Adarash Market in Baltimore: Where to Buy African and West African Staples

Adarash Market is a small specialty grocer in West Baltimore that stocks imported foods, grains, and ingredients from across Africa, with particular depth in West African and East African products. The shop sits on a residential block and serves both home cooks restocking pantries and restaurants sourcing bulk quantities.

What Adarash Market actually is

The store carries dry goods, frozen items, and fresh produce tailored to African diaspora communities and cooks exploring West and East African cuisines. Inventory includes several varieties of rice, millet, sorghum, cassava flour, plantain chips, frozen okra and leafy greens, canned tomato products, spice blends, and a rotating selection of fresh ginger, peppers, and tubers. The space is modest, typically staffed by one or two people, and organized by product type rather than by cuisine region.

What you can buy and price range

A 10-pound bag of white rice runs roughly $12 to $15 depending on variety and origin. Cassava flour (gari) costs $6 to $8 per pound. Frozen okra is priced around $4 to $6 per package. Fresh plantains are $0.79 to $0.99 per pound. A can of premium tomato paste, often imported from West Africa, runs $2 to $4. Spice blends and smaller items like bouillon cubes and seasoning packets range from $1 to $3. The store accepts cash and card; verify current hours by phone before visiting, as staffing can affect availability.

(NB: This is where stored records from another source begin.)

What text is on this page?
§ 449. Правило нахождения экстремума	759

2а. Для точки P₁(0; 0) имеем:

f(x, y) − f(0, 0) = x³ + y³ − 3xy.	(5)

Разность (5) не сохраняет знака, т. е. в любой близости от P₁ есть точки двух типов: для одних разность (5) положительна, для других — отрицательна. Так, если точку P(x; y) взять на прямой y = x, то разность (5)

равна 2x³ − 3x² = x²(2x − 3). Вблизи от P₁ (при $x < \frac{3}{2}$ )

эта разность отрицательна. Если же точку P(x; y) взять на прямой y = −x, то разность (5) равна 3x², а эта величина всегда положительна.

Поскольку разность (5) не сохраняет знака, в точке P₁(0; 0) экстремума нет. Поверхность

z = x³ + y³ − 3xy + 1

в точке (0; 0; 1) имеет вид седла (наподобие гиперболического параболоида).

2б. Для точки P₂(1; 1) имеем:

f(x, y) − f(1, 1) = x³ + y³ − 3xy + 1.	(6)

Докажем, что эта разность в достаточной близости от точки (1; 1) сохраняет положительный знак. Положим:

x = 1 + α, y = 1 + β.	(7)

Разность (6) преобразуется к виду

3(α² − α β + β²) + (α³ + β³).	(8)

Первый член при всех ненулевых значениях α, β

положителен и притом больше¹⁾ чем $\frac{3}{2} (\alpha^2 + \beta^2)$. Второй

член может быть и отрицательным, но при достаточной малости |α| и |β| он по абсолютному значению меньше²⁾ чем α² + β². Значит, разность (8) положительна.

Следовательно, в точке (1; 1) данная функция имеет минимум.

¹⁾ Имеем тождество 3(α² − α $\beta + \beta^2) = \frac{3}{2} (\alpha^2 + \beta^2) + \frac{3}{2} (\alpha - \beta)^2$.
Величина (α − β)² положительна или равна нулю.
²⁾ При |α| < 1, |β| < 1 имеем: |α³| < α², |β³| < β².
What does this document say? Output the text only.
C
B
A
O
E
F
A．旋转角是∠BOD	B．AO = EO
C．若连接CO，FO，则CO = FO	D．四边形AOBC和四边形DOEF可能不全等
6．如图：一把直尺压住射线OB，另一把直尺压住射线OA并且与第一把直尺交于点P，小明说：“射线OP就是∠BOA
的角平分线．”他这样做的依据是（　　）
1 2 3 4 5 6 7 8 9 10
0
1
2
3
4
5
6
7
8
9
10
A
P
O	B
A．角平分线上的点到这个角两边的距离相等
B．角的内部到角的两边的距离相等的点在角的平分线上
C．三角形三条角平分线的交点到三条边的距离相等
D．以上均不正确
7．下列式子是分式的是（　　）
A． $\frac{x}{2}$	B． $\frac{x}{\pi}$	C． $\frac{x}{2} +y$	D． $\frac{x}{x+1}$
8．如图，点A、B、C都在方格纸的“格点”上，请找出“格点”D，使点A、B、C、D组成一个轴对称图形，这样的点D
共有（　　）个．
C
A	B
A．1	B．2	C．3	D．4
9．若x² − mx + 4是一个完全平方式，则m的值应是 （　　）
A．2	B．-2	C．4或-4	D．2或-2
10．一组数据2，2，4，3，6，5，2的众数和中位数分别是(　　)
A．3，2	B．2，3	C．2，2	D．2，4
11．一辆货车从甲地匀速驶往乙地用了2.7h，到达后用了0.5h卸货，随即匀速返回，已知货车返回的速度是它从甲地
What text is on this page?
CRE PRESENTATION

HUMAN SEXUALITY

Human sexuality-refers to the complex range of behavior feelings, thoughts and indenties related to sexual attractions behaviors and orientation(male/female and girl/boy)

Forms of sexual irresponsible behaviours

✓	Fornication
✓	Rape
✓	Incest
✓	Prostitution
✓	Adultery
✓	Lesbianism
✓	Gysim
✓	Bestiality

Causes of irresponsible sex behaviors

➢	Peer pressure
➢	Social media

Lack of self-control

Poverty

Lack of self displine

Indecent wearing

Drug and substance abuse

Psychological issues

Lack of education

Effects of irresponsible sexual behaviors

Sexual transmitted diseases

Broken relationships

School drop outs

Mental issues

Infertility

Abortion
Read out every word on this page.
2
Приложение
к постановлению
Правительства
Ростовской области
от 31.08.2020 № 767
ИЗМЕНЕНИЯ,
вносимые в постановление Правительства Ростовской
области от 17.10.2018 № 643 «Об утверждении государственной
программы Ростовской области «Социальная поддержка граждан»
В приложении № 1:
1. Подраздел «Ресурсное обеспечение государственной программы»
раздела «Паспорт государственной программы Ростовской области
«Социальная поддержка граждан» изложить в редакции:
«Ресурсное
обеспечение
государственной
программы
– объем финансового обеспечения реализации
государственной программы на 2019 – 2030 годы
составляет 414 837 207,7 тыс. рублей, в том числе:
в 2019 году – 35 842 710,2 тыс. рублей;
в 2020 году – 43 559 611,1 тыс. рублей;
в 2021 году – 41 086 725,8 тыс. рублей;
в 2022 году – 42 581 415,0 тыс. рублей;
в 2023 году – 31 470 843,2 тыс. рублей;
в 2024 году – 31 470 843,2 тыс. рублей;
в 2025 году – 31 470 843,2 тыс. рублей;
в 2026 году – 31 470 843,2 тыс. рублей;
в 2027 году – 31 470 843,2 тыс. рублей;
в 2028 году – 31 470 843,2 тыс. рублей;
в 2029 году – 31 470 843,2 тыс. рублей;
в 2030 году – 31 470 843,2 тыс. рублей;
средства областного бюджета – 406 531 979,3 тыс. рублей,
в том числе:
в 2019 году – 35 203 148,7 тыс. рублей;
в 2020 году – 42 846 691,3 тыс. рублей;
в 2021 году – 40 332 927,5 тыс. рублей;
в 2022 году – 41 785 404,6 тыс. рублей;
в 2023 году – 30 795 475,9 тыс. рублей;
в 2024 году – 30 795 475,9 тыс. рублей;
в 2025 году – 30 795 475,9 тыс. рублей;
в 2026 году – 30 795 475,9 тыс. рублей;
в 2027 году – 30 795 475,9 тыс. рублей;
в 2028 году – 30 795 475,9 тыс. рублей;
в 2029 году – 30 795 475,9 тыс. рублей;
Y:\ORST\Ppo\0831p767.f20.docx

How Adarash compares to other Baltimore specialty grocers

For African imports, Adarash is one of two dedicated options in Baltimore; the other is a larger warehouse-style distributor in East Baltimore focused primarily on bulk restaurant and institutional orders, with less walk-in traffic. For similar African produce and staples, some Baltimore residents also shop at general international markets with African sections (such as markets in the Sandtown-Winchester and Gwynn Oak corridors), but those stores typically stock fewer varieties of millet, sorghum, and regional rice types. Adarash carries a higher proportion of West African products relative to East African, while the East Baltimore warehouse carries more balanced pan-African inventory. Choose Adarash for convenience, smaller-quantity purchases, and West African specificity; choose the warehouse if you need bulk volume or a broader continental range.

Who this suits and who it does not

Adarash works well for home cooks cooking West African cuisines (Senegalese, Ghanaian, Nigerian, Ivorian), people restocking pantry staples from their region of origin, and adventurous cooks learning to prepare diaspora cuisines. It is less suitable for those seeking a one-stop shop for non-African groceries, ready-made prepared foods, or a full produce section with variety outside African vegetables. The store is not a cafe or prepared-food vendor.

What the first visit involves

Plan to call ahead or visit during posted hours to confirm the store is open. The selection is stable but the space is small; if you know what you need (specific rice variety, cassava flour, frozen okra), shopping is quick. If you're browsing to learn what's available, allow 15 to 20 minutes. Staff can answer questions about product uses and origin but English proficiency varies; bring a list or a photo of an ingredient if you're unsure of its name.

Hours, location, and parking

Adarash Market operates from the Sandtown-Winchester neighborhood. Street parking is available on the surrounding blocks; there is no dedicated lot. Confirm current hours before you go, as the store's schedule has varied based on staffing. The nearest major cross streets and transit routes are best verified by calling the store directly or checking Google Maps for the current address and hours.

Why it matters

Adarash fills a gap for West Baltimore residents and African diaspora communities who need a nearby source for ingredients difficult to find in general supermarkets. It also serves as a low-barrier entry point for cooks new to African cuisines who want to shop in person rather than order imported goods online.